Backdoor.Win32.Small.fp («Лаборатория Касперского») также известен как: BackDoor-CQY (McAfee), Backdoor.Trojan (Symantec), BackDoor.Dcmbot (Doctor Web), BDS/Small.FP (H+BEDV), Backdoor.Dcmbot.A (SOFTWIN), Bck/DcmBot.A (Panda)

Троянская программа, предоставляющая злоумышленнику удалённый доступ к зараженной машине. Представляет собой Windows PE-EXE файл. Имеет размер около 39 КБ.

Инсталляция

После запуска бэкдор копирует себя в следующий каталог с именем service.exe:

%System%\config\service.exe

Затем регистрирует этот файл в ключе автозапуска системного реестра:

  
  [HKLM\Software\Microsoft\Windows\CurrentVersion\Run]
   "Service Process"="%System%\config\service.exe"
  

При каждой следующей загрузке Windows автоматически запустит файл-троянец.

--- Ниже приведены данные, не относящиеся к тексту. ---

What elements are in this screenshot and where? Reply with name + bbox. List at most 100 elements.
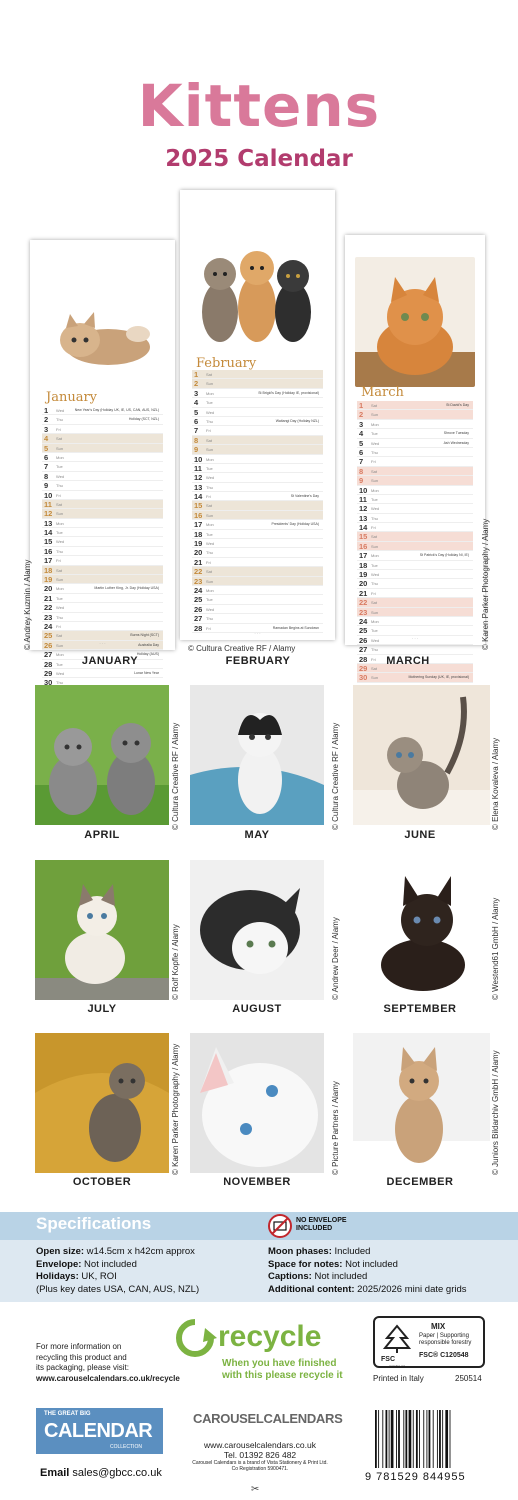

Также бэкдор может создавать на компьютере следующие файлы:

  C:\client.txt
  C:\ClientSend.bin
  C:\ClientRecv.bin
  %System%\host.dll
  %System%\options.dll

Действия

Бэкдор позволяет по команде «хозяина» загружать на зараженную машину любые файлы, запускать их, просматривать список процессов, выполняющихся на удаленной машине, завершать различные процессы, проводить DoS-атаки, отсылать злоумышелннику подробную информацию о системе, в том числе настройки почтовых протоколов, вводимые с клавиатуры пароли и другую информацию.